Now, Voyager - Seas EP

Chronique CD album (21)

chronique Now, Voyager - Seas EP

Avec leurs dégaines de jeunes premiers Classe A du Néo-Métal, les  probables gamins de Now Voyager ont tout pour irriter le vieux con scribouillard qui se dit érudit, qui passe ses soirées d’avant-Noël (grand bien, lui fasse) à rédiger ses prochaines villenies.  Font le malin, tu vas voir, comme je vais te me le noyer moi ce Seas

 

 

Now Voyager, le nom est intriguant, c’est assez gonflé d’aller pêcher dans l’âge d’or du cinéma pour extraire un hommage à Bette Davis, sublime comme jamais, schizophrène à l’envie dans son rôle de composition (tu m’étonnes) de moche dépressive.
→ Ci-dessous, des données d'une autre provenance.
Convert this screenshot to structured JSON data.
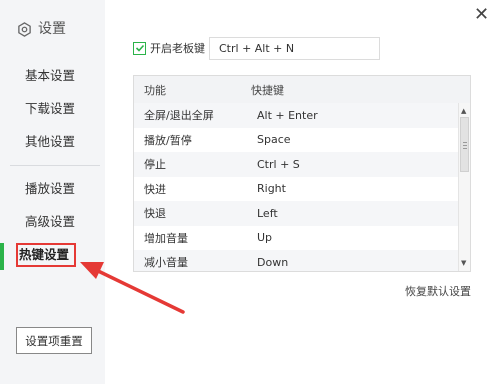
{
  "sidebar": {
    "title": "设置",
    "items": [
      {
        "label": "基本设置"
      },
      {
        "label": "下载设置"
      },
      {
        "label": "其他设置"
      },
      {
        "label": "播放设置"
      },
      {
        "label": "高级设置"
      },
      {
        "label": "热键设置"
      }
    ],
    "reset_button": "设置项重置"
  },
  "boss_key": {
    "checked": true,
    "label": "开启老板键",
    "value": "Ctrl + Alt + N"
  },
  "hotkey_table": {
    "headers": {
      "function": "功能",
      "shortcut": "快捷键"
    },
    "rows": [
      {
        "function": "全屏/退出全屏",
        "shortcut": "Alt + Enter"
      },
      {
        "function": "播放/暂停",
        "shortcut": "Space"
      },
      {
        "function": "停止",
        "shortcut": "Ctrl + S"
      },
      {
        "function": "快进",
        "shortcut": "Right"
      },
      {
        "function": "快退",
        "shortcut": "Left"
      },
      {
        "function": "增加音量",
        "shortcut": "Up"
      },
      {
        "function": "减小音量",
        "shortcut": "Down"
      }
    ]
  },
  "restore_default": "恢复默认设置",
  "colors": {
    "accent_green": "#2bb349",
    "annotation_red": "#e53935"
  },
  "icons": {
    "sidebar_header": "gear-icon",
    "close": "close-icon",
    "checkbox": "checkmark-icon",
    "scroll_up": "triangle-up-icon",
    "scroll_down": "triangle-down-icon",
    "annotation": "red-arrow-icon"
  }
}
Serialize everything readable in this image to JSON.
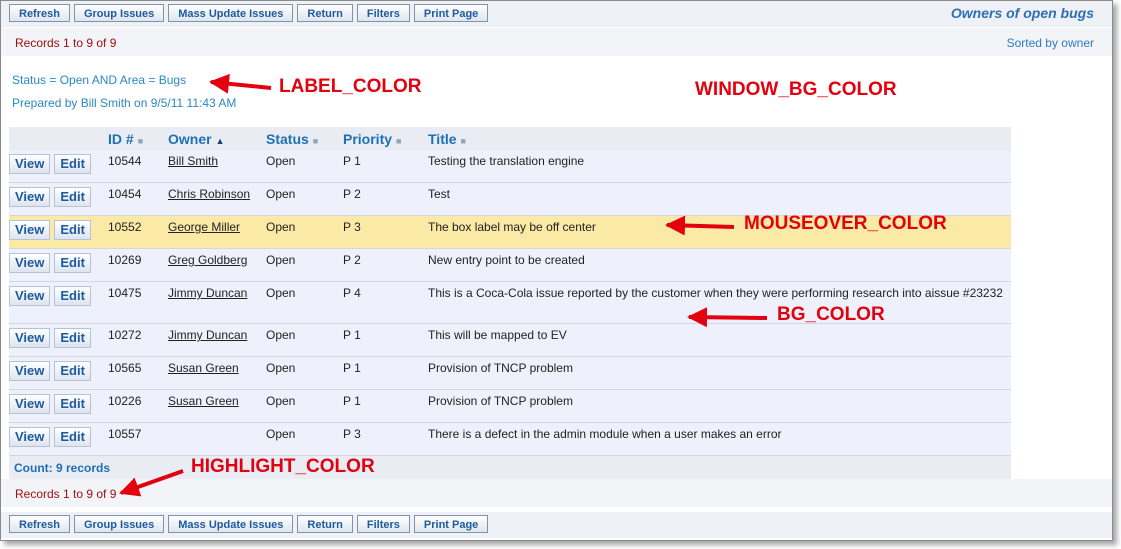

Et pas quoi faire le malin, parce que t’as enregistré dans les mêmes conditions qu’Enter Shikari… non mais, t’as vu un peu ce que c’est Enter Shikari ?? Bon, y’a Architects, les brittons de Brighton qui ont enregistré leur Devil’s Island dans le même repère.  Bon format de bel acabit metalcore-post-truc ; effectivement de quoi donner un bon alibi. « The Surface » qui ouvre le florilège de 21 minutes est tout bonnement implacable. Ah oui, il va moins la ramener le scribouillard, quoique.  En lieu et place d’un Néo Linkinesque,  les bruxellois proposent un beau mélange de musiques corrosives qui animent pêle-mêle (à la louche) Devin Townsend, Vision of Disorder, Filter, et Trent Reznor lorsqu’il pianote, et on le verra plus loin Mogwai in the sky ! Forcément le rendu est résolument moderne, électronique, et vraiment bien produit.  Les traîne-la peine le trouveront même trop produit. Quoi, on t’as pas dit ? Le marché mondial et tout ça, tout se vend mon brave, y compris ta musique que t’aimes bien que tu penses qu’elle est toujours issue d’une répète dans la cave. Now Voyager s’adapte plutôt bien à ce climat post-moderne de consommation en courant les concours du plat pays et en servant de porte-pancarte pour l’une ou l’autre boisson. Bon ce n’est pas l’essentiel, mais pour les nostalgiques, ça laisse un goût amer dans la bouche.

 

 

On aime bien les risques un peu maladroits sur « Foundations », on s’éloigne du phrasé-hurlé du chanteur et l’assise rythmique est diablement inspirée pour le coup. Une idée du futur pour un genre bien paramétré. C’est ce qu’il y’a de plus intéressant dans la démarche des belges. Investir un style et l’emmener plus loin que les balises établies. En ce sens, « Seas » est une énième tentative d’incursion dans les travées du post-rock qui se concrétise par une version de leur « hurt » à eux, bien torchée. On oscille dans cet EP entre les guitares mastoc, parfois un peu kitsch « Foundations » et de vraies belles envolées. « Tabula Rasa », avec un étonnant clin d’œil à U2, en terminus montre pourtant les limites du mélange proposé.

Now Voyager montre ici une solide carte de visite, largement inspirée. Seas laisse entrevoir des perspectives d’avenir et nul doute qu’avec un chouia plus de maturité qui devrait les éloigner de références encore encombrantes, le groupe tirera son épingle du jeu et pourra s’inscrire dans la durée.